Sekolah alternatif--seperti namanya, merupakan alternatif yang ditawarkan para pejuang pendidikan dri sekolah 'tradisional'. Sekolah ini tidak hanya mengasah siswa untuk berpikir secara mandiri namun melibatkan kedekatan 'emosional' yang jarang diperoleh di sekolah formal.

Sekolah alternatif juga membuka potensi bagi mereka dengan kebutuhan khusus, untuk mendapatkan akses pendidikan yang lebih setara ketimbang sekolah formal.

Poster film Bird of A Different Feather/Mikka Bannada Hakki (IMDb)
Poster film Bird of A Different Feather/Mikka Bannada Hakki (IMDb)
  • Albinisme dan Pendidikan yang Inklusif

Hadir membersamai Prithvi Konanur, perwakilan dari SALAM (Sanggar Anak Alam) turut memberikan ulasan yang optimistis dan hopeful atas masa depan pendidikan. Gernana Titi mengulas bahwa Bird of A Different Feather bisa menjadi pemantik untuk kesadaran yang lebih atas kepentingan pendidikan yang inklusif.

"Saya senang karena dengan film seperti ini, kita bisa merasakan itu, membuka kesadaran lebih luas. Kesadaran terutama pada anak berkebutuhan khusus," tutur Titi.

Menciptakan sekolah dikhususkan mereka dengan albinisme adalah pekerjaan yang sulit. Namun memulai tabir pembatas antara mereka dengan albinisme dan tanpa albinisme bisa menjadi langkah awal.

Melalui film karya Manohara K. ini, inklusivitas dalam pendidikan tidak sekadar dipahami berkaitan dengan kesetaraan. Namun perlu diiringi dengan pemahaman dan kesediaan untuk belajar dan mendengarkan.

Jika guru menolak untuk mendengarkan apa yang sebenarnya dibutuhkan siswa dengan kebutuhan khusus, pendidikan yang diajarkan pun tetap terhambat untuk tersampaikan.

Pada akhirnya, pendidikan akan hidup untuk mereka yang mampu merayakan, dan mati bagi mereka yang tidak diberi kesempatan.

Mengapa Anda Harus Menonton Film Ini?

Bird of A Different Feather/Mikka Bannada Hakki adalah sinema semi-dokumenter yang tidak serta merta memposisikan Anda sebagai Sonia. 

Meski Anda bukan Sonia, Anda bisa terserap ke dalam realitas bahwa kehidupan tidak semudah yang diharapkan, dan Anda bisa kehilangan kesempatan di tengah perjalanan.

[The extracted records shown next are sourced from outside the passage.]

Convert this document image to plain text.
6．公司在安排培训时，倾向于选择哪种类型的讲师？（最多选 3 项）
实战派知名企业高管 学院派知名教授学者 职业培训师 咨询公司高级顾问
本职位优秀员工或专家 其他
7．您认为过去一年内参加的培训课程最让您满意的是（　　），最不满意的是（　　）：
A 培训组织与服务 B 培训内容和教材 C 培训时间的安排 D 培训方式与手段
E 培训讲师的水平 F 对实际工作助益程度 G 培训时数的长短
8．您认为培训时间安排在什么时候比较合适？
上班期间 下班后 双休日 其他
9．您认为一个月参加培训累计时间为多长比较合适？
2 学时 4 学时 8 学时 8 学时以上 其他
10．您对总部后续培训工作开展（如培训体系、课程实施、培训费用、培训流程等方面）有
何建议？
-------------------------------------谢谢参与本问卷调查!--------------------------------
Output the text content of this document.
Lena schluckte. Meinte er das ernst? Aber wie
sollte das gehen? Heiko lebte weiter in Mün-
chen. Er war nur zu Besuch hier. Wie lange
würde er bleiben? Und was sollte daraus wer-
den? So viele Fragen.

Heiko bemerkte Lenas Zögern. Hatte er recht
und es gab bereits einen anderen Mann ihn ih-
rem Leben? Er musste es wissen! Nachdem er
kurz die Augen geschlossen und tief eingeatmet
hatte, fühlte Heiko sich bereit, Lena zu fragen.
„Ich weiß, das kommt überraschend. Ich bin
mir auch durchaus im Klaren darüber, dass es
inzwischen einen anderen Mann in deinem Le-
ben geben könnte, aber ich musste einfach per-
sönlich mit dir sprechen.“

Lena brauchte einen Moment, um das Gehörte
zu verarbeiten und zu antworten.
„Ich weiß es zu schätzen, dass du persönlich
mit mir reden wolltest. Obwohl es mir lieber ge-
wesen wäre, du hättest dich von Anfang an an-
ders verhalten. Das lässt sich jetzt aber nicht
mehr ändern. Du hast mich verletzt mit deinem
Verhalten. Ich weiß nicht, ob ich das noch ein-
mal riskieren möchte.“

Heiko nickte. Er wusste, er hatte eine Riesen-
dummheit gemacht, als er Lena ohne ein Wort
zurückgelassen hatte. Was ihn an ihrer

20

Pendidikan hanya satu lapisan yang mewakili ketidakadilan dan ketidaksetaraan. Ketidakadilan dan ketidaksetaraan yang mungkin Anda temukan di dalam keluarga, lingkaran pertemanan, hingga lingkup pekerjaan. 

Film ini bisa saja membuat Anda bosan, namun meninggalkan beribu pertanyaan ketika layar dimatikan. Berduasi 95 menit, kisah Sonia ini sebaiknya dinikmati dalam keadaan kenyang, sebab ia tidak akan membawa Anda lari dari tuntutan.